Burns, now 26, went from having his C4, 5, and 6 vertebra fused together, a C5 burst fracture, broken right ribs, lacerated lungs, two torn muscles in his right deltoid, and an open-book fracture of his pelvis, to now being able to walk independently with just a front-wheeled walker."


Read the rest of this incredible story here:  Nothing's Impossible

What I found particularly interesting is how they initially got him up and walking.  I've heard that doing the motion forces the brain to create new paths if necessary, but I've never seen it actually work in such an amazing way until I read that story!  Wow!  I feel so incredibly happy for him."

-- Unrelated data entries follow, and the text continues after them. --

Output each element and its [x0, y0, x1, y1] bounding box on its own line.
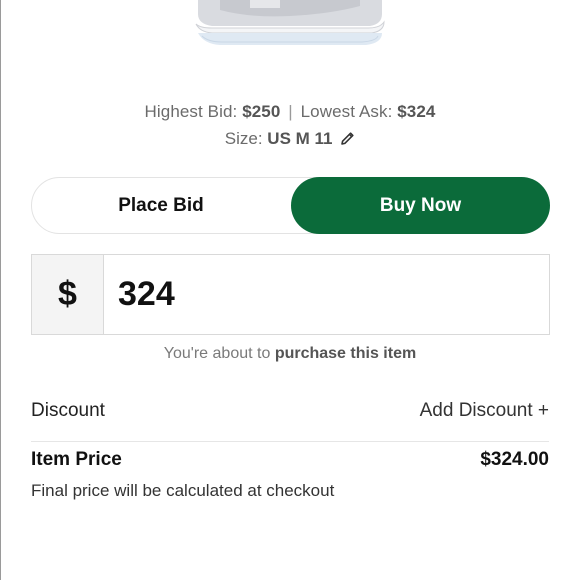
price-input[interactable] [104, 255, 544, 334]
size-label: Size: [224, 129, 263, 148]
pencil-icon[interactable] [340, 131, 355, 151]
product-image [190, 0, 390, 50]
item-price-label: Item Price [31, 449, 122, 470]
divider [31, 441, 549, 442]
add-discount-button[interactable]: Add Discount + [420, 400, 549, 422]
highest-bid-label: Highest Bid: [144, 102, 238, 121]
buy-now-tab[interactable]: Buy Now [291, 177, 550, 234]
size-selector[interactable]: Size: US M 11 [0, 129, 580, 151]
highest-bid-value: $250 [242, 102, 281, 121]
lowest-ask-label: Lowest Ask: [300, 102, 393, 121]
bid-separator: | [288, 102, 293, 121]
final-price-note: Final price will be calculated at checko… [31, 481, 335, 500]
price-field: $ [31, 254, 550, 335]
purchase-notice: You're about to purchase this item [0, 345, 580, 363]
bid-info: Highest Bid: $250 | Lowest Ask: $324 [0, 102, 580, 122]
notice-prefix: You're about to [163, 345, 271, 362]
currency-symbol: $ [32, 255, 104, 334]
lowest-ask-value: $324 [397, 102, 436, 121]
item-price-row: Item Price $324.00 [31, 449, 549, 477]
item-price-value: $324.00 [480, 449, 549, 470]
discount-row: Discount Add Discount + [31, 400, 549, 426]
discount-label: Discount [31, 400, 105, 421]
notice-action: purchase this item [274, 345, 417, 362]
left-border [0, 0, 1, 580]
bid-buy-toggle: Place Bid Buy Now [31, 177, 550, 234]
buy-now-screen: Highest Bid: $250 | Lowest Ask: $324 Siz… [0, 0, 580, 580]
size-value: US M 11 [267, 129, 333, 148]
place-bid-tab[interactable]: Place Bid [32, 177, 290, 234]
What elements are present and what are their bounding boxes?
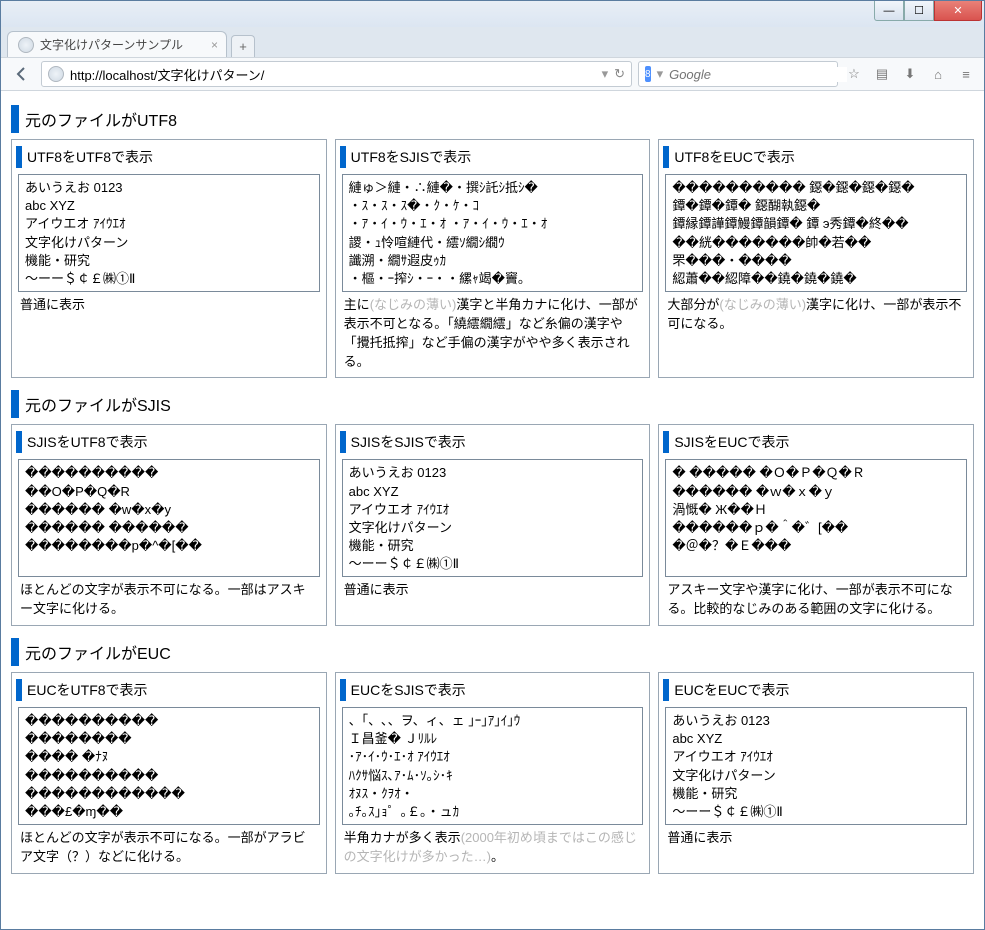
google-icon: 8 [645, 66, 651, 82]
card: EUCをEUCで表示 あいうえお 0123 abc XYZ アイウエオ ｱｲｳｴ… [658, 672, 974, 874]
nav-toolbar: ▾ ↻ 8 ▾ ☆ ▤ ⬇ ⌂ ≡ [1, 57, 984, 91]
home-icon[interactable]: ⌂ [928, 64, 948, 84]
card: UTF8をEUCで表示 ���������� 鐚�鐚�鐚�鐚� 鐔�鐔�鐔� 鐚… [658, 139, 974, 378]
card-note: アスキー文字や漢字に化け、一部が表示不可になる。比較的なじみのある範囲の文字に化… [667, 581, 965, 619]
browser-tab[interactable]: 文字化けパターンサンプル × [7, 31, 227, 57]
url-input[interactable] [70, 67, 596, 82]
close-button[interactable]: ✕ [934, 1, 982, 21]
tab-title: 文字化けパターンサンプル [40, 36, 183, 53]
card: UTF8をUTF8で表示 あいうえお 0123 abc XYZ アイウエオ ｱｲ… [11, 139, 327, 378]
bookmark-star-icon[interactable]: ☆ [844, 64, 864, 84]
reader-icon[interactable]: ▤ [872, 64, 892, 84]
sample-box[interactable]: 、｢、､、ヲ、ィ、ェ ｣ｰ｣ｱ｣ｲ｣ｳ Ｉ昌釜� Ｊﾘﾙﾚ ･ｱ･ｲ･ｳ･ｴ･ｵ… [342, 707, 644, 825]
section-grid: UTF8をUTF8で表示 あいうえお 0123 abc XYZ アイウエオ ｱｲ… [11, 139, 974, 378]
card-title: EUCをEUCで表示 [663, 679, 969, 701]
card: SJISをUTF8で表示 ���������� ��O�P�Q�R ������… [11, 424, 327, 626]
sample-box[interactable]: 縺ゅ＞縺・∴縺�・撰ｼ託ｼ抵ｼ� ・ｽ・ｽ・ｽ�・ｸ・ｹ・ｺ ・ｱ・ｲ・ｳ・ｴ・… [342, 174, 644, 292]
window-titlebar: — ☐ ✕ [1, 1, 984, 27]
browser-window: — ☐ ✕ 文字化けパターンサンプル × + ▾ ↻ 8 ▾ ☆ ▤ [0, 0, 985, 930]
card: UTF8をSJISで表示 縺ゅ＞縺・∴縺�・撰ｼ託ｼ抵ｼ� ・ｽ・ｽ・ｽ�・ｸ・… [335, 139, 651, 378]
sample-box[interactable]: あいうえお 0123 abc XYZ アイウエオ ｱｲｳｴｵ 文字化けパターン … [342, 459, 644, 577]
sample-box[interactable]: ���������� 鐚�鐚�鐚�鐚� 鐔�鐔�鐔� 鐚醐執鐚� 鐔縁鐔譁鐔鰻鐔… [665, 174, 967, 292]
sample-box[interactable]: ���������� �������� ���� �ﾅﾇ ���������� … [18, 707, 320, 825]
card-title: SJISをEUCで表示 [663, 431, 969, 453]
card-note: 半角カナが多く表示(2000年初め頃まではこの感じの文字化けが多かった…)。 [344, 829, 642, 867]
card-title: UTF8をSJISで表示 [340, 146, 646, 168]
card: SJISをSJISで表示 あいうえお 0123 abc XYZ アイウエオ ｱｲ… [335, 424, 651, 626]
back-button[interactable] [9, 61, 35, 87]
back-icon [14, 66, 30, 82]
section-grid: EUCをUTF8で表示 ���������� �������� ���� �ﾅﾇ… [11, 672, 974, 874]
card: EUCをUTF8で表示 ���������� �������� ���� �ﾅﾇ… [11, 672, 327, 874]
maximize-button[interactable]: ☐ [904, 1, 934, 21]
card-title: EUCをSJISで表示 [340, 679, 646, 701]
section-title: 元のファイルがEUC [11, 638, 974, 666]
new-tab-button[interactable]: + [231, 35, 255, 57]
tab-strip: 文字化けパターンサンプル × + [1, 27, 984, 57]
card-title: SJISをSJISで表示 [340, 431, 646, 453]
card-note: ほとんどの文字が表示不可になる。一部はアスキー文字に化ける。 [20, 581, 318, 619]
menu-icon[interactable]: ≡ [956, 64, 976, 84]
card: SJISをEUCで表示 � ����� �Ｏ�Ｐ�Ｑ�Ｒ ������ �ｗ�ｘ… [658, 424, 974, 626]
card-note: 主に(なじみの薄い)漢字と半角カナに化け、一部が表示不可となる。「繞繧繝繧」など… [344, 296, 642, 371]
sample-box[interactable]: あいうえお 0123 abc XYZ アイウエオ ｱｲｳｴｵ 文字化けパターン … [665, 707, 967, 825]
sample-box[interactable]: � ����� �Ｏ�Ｐ�Ｑ�Ｒ ������ �ｗ�ｘ�ｙ 渦慨� Ж��Ｈ … [665, 459, 967, 577]
tab-close-icon[interactable]: × [211, 38, 218, 52]
window-controls: — ☐ ✕ [874, 1, 982, 21]
toolbar-right: ☆ ▤ ⬇ ⌂ ≡ [844, 64, 976, 84]
card-title: UTF8をEUCで表示 [663, 146, 969, 168]
sample-box[interactable]: ���������� ��O�P�Q�R ������ �w�x�y �����… [18, 459, 320, 577]
search-box[interactable]: 8 ▾ [638, 61, 838, 87]
card-note: 普通に表示 [20, 296, 318, 315]
sample-box[interactable]: あいうえお 0123 abc XYZ アイウエオ ｱｲｳｴｵ 文字化けパターン … [18, 174, 320, 292]
address-bar[interactable]: ▾ ↻ [41, 61, 632, 87]
minimize-button[interactable]: — [874, 1, 904, 21]
section-title: 元のファイルがSJIS [11, 390, 974, 418]
site-identity-icon [48, 66, 64, 82]
card-note: 普通に表示 [344, 581, 642, 600]
card: EUCをSJISで表示 、｢、､、ヲ、ィ、ェ ｣ｰ｣ｱ｣ｲ｣ｳ Ｉ昌釜� Ｊﾘﾙ… [335, 672, 651, 874]
downloads-icon[interactable]: ⬇ [900, 64, 920, 84]
section-grid: SJISをUTF8で表示 ���������� ��O�P�Q�R ������… [11, 424, 974, 626]
card-title: SJISをUTF8で表示 [16, 431, 322, 453]
card-title: UTF8をUTF8で表示 [16, 146, 322, 168]
favicon-icon [18, 37, 34, 53]
reload-button[interactable]: ↻ [614, 66, 625, 82]
card-note: ほとんどの文字が表示不可になる。一部がアラビア文字（？）などに化ける。 [20, 829, 318, 867]
page-viewport: 元のファイルがUTF8 UTF8をUTF8で表示 あいうえお 0123 abc … [1, 91, 984, 929]
search-dropdown-icon[interactable]: ▾ [657, 66, 664, 82]
search-input[interactable] [669, 67, 847, 82]
section-title: 元のファイルがUTF8 [11, 105, 974, 133]
card-note: 大部分が(なじみの薄い)漢字に化け、一部が表示不可になる。 [667, 296, 965, 334]
dropdown-icon[interactable]: ▾ [602, 66, 609, 82]
card-title: EUCをUTF8で表示 [16, 679, 322, 701]
card-note: 普通に表示 [667, 829, 965, 848]
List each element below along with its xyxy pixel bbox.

And to think he emailed me and told me I'm a fighter!  I am humbled by his kind words because I think he is just incredible!

Wednesday, January 26, 2011

Aurora Borealis

Aurora Borealis timelapse HD - Tromsø 2010 from Tor Even Mathisen on Vimeo.

Home, Finally

I am finally back in Norsk country and it has never felt better!  I have had many laughs so far at all the things I had forgotten about in my 20 years of being away; for instance, up here they say "pop" and down south they say "soda".  Up here around this time of year when it hits above zero degrees it's a heat wave, down south if it drops to twenty degrees the entire state panics and shuts down completely.  And, up here in the great state of MN, if you're a weakling, you will never survive.

The most interesting change we have had to make so far was teaching our Chihuahua how to go to the bathroom in the snow!  It took her two days to figure it out, but she finally did and now it's tough to get her inside!

I am looking out my window at the piles of white snow wondering why I ever left.  Yes, it's cold.  Yes, it snows almost all winter long, and yes the sun doesn't shine near as much as it should (in fact, it seems that the only time the sun shines is when the temps hit below zero!), but it is my home and I feel blessed to be back.

People ask me why the heck I moved from Florida back to this tundra, and I simply say because I wanted to come home.  I suppose had I never left I would ask me the same question, but knowing what Florida is really like to live there, I wouldn't go back if you paid me.  A vacation, maybe, to live there, never again.

The best part of all of this is when I left Florida, emotionally I left the old me behind, and physically I actually left my chair behind.  I have been completely without wheels since Jan 5!  I have to say I have done just fine and I don't even miss it.  I just keep getting stronger, yippee!

It has been six months now since I have been walking on a regular basis, and although I am still progressing slowly, I am still progressing. 

It will be up to 30 degrees by the weekend here.  I think I'll go find an ice fishing hole and go swimming!